I have the following limit:
$$\displaystyle \lim_{x \to \infty} \dfrac{\int_{0}^{2x}{xe^{x^2}dx}}{e^{4x^2}}$$
How do I evaluate the numerator? This is what I've tried doing:
$$\int_{0}^{2x}{xe^{x^2}dx}$$
$$=\dfrac{1}{2} \int_{0}^{2x}{e^{x^2}(2x.dx)}$$
$$=\dfrac{1}{2} \int_{0}^{2x}{e^{x^2}.d(x^2)}$$
$$=\dfrac{1}{2} \left[e^{x^2}\right]_{0}^{2x}$$
$$=\dfrac{1}{2} \left(e^{4x^2}-1\right)$$
Is this correct?
Also, is there a general way of evaluating the following (where $f(t)$ is just any real valued function and $n \in \mathbb Z$)?
$$\dfrac{d}{dx}\int_{0}^{x^n} {f(t).dt}$$
Do we have to do somehow evaluate the integral, apply the limits and only then take the derivative, or is there a different way of doing it?
(These are not 2 different questions, I'm asking about the derivative because I'm trying to use L'Hôpital's rule to find the limit.)
Best Answer
Yes your integral is correct.
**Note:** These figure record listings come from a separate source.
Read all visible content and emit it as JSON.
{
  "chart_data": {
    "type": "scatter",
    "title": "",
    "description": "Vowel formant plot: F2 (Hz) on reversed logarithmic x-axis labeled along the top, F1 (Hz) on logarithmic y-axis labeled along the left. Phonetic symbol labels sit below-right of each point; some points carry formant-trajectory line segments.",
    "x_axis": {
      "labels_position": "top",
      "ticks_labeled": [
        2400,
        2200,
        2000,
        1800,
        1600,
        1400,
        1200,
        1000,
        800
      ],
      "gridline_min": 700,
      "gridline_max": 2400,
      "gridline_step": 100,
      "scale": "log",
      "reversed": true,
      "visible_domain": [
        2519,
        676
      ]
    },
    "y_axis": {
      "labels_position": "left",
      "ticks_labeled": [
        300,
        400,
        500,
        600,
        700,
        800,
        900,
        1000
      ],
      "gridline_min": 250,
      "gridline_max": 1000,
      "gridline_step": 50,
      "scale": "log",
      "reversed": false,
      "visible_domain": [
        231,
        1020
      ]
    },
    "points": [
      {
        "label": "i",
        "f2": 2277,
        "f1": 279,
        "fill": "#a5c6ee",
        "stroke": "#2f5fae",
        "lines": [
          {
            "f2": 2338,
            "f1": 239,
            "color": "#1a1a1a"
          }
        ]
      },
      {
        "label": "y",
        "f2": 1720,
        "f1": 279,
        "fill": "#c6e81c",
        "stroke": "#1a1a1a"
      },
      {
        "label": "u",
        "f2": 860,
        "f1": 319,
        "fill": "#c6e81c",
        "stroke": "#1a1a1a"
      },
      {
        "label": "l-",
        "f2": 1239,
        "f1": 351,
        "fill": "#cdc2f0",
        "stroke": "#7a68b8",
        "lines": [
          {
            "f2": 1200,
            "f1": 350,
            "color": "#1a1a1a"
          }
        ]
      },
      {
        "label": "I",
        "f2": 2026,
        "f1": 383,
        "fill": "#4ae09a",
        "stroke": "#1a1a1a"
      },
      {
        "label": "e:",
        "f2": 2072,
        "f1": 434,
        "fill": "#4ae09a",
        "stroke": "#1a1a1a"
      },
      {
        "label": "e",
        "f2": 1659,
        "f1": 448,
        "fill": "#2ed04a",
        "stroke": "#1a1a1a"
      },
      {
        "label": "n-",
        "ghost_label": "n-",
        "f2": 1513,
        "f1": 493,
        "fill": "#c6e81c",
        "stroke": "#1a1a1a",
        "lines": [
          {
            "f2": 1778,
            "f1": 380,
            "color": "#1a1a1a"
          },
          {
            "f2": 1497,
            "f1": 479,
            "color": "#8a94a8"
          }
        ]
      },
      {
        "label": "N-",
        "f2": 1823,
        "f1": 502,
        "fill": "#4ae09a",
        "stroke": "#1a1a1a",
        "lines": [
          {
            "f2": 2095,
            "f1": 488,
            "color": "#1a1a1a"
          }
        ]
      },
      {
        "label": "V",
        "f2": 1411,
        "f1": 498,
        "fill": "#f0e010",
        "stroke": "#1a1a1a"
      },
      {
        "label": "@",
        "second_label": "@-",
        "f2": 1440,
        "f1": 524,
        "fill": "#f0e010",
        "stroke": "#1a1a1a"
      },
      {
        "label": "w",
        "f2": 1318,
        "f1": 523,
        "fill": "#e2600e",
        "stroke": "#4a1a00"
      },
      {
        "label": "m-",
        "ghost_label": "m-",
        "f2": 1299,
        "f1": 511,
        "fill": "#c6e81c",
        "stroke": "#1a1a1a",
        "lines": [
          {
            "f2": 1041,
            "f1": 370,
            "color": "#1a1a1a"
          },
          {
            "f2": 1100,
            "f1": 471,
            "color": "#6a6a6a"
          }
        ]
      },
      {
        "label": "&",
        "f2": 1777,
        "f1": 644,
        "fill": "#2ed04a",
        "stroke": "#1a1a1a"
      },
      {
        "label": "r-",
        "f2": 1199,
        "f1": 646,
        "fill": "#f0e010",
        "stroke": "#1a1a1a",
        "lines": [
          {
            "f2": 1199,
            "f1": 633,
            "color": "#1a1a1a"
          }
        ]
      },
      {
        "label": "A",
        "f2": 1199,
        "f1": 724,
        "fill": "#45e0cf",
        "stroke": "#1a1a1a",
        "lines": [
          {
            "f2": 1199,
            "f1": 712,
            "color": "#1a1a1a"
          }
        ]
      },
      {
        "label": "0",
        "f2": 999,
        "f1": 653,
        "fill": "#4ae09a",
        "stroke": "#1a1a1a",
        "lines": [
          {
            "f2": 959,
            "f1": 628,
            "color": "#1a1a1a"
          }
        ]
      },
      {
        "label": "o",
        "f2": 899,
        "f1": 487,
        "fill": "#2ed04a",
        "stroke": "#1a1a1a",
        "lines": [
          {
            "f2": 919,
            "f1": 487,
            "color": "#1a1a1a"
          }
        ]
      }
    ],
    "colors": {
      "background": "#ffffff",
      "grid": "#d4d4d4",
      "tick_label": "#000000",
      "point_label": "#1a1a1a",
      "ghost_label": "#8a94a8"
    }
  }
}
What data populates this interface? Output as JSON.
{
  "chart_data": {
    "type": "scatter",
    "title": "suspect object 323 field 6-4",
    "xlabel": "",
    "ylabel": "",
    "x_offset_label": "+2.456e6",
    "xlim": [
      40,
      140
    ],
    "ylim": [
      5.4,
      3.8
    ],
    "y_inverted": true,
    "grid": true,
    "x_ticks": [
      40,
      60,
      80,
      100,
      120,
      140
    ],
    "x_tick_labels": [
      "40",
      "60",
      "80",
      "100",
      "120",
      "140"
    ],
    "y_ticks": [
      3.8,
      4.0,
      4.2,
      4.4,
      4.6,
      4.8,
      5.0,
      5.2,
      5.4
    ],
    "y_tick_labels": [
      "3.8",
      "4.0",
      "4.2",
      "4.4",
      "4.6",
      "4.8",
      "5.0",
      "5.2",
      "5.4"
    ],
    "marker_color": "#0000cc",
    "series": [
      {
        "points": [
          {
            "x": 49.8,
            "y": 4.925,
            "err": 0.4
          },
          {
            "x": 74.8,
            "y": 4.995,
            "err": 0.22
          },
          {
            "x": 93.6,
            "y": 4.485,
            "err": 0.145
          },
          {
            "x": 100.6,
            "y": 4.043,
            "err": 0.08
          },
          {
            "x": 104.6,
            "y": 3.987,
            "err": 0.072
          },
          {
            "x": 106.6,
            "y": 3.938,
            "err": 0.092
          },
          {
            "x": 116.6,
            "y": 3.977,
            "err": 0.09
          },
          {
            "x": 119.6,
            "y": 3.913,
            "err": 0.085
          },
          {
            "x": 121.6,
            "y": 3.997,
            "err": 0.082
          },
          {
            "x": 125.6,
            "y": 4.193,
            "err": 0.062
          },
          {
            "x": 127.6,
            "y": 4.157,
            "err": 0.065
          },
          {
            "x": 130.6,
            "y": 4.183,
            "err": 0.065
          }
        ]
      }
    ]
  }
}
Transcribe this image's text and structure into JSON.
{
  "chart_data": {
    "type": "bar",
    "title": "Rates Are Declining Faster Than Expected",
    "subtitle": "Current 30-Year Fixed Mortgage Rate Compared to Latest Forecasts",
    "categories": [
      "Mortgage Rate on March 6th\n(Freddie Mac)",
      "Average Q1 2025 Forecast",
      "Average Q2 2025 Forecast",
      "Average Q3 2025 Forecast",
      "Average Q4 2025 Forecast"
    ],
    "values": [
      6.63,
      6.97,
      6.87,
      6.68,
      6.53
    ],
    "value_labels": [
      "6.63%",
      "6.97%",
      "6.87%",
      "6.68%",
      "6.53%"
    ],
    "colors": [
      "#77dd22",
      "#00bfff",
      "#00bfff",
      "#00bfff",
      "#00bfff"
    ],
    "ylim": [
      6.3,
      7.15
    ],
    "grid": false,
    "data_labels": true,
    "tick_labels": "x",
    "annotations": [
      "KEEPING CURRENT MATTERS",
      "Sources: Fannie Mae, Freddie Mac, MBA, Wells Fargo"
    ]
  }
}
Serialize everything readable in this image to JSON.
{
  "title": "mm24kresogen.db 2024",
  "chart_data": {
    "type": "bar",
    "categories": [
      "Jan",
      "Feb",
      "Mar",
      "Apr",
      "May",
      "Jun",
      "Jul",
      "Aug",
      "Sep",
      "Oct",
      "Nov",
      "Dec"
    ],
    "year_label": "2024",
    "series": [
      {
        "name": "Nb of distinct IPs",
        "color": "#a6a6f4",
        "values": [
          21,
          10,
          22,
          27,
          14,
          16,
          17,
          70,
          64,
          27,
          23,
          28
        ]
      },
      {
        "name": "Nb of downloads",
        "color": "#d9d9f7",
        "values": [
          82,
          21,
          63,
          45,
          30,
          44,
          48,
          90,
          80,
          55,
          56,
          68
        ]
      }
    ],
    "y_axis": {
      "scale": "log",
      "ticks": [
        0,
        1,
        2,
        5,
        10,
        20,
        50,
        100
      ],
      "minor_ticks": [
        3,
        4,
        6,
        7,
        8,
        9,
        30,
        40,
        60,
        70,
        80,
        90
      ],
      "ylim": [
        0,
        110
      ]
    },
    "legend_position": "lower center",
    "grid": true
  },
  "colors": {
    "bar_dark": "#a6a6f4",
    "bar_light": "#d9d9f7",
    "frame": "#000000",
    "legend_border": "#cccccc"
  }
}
Then$$\lim_{x\to\infty}\frac{\int_0^{2x}te^{t^2}dt}{e^{4x^2}}=\frac{1}{2}\lim_{x\to\infty}\frac{e^{4x^2}-1}{e^{4x^2}}=\frac{1}{2}\lim_{x\to\infty}\left(1-\frac{1}{e^{4x^2}}\right)=\frac{1}{2}$$
For your last question, in general $$\frac{d}{dx}\int_0^{x^n}f(t)dt=nx^{n-1} f(x^n)$$
by the Fundamental Theorem of Calculus.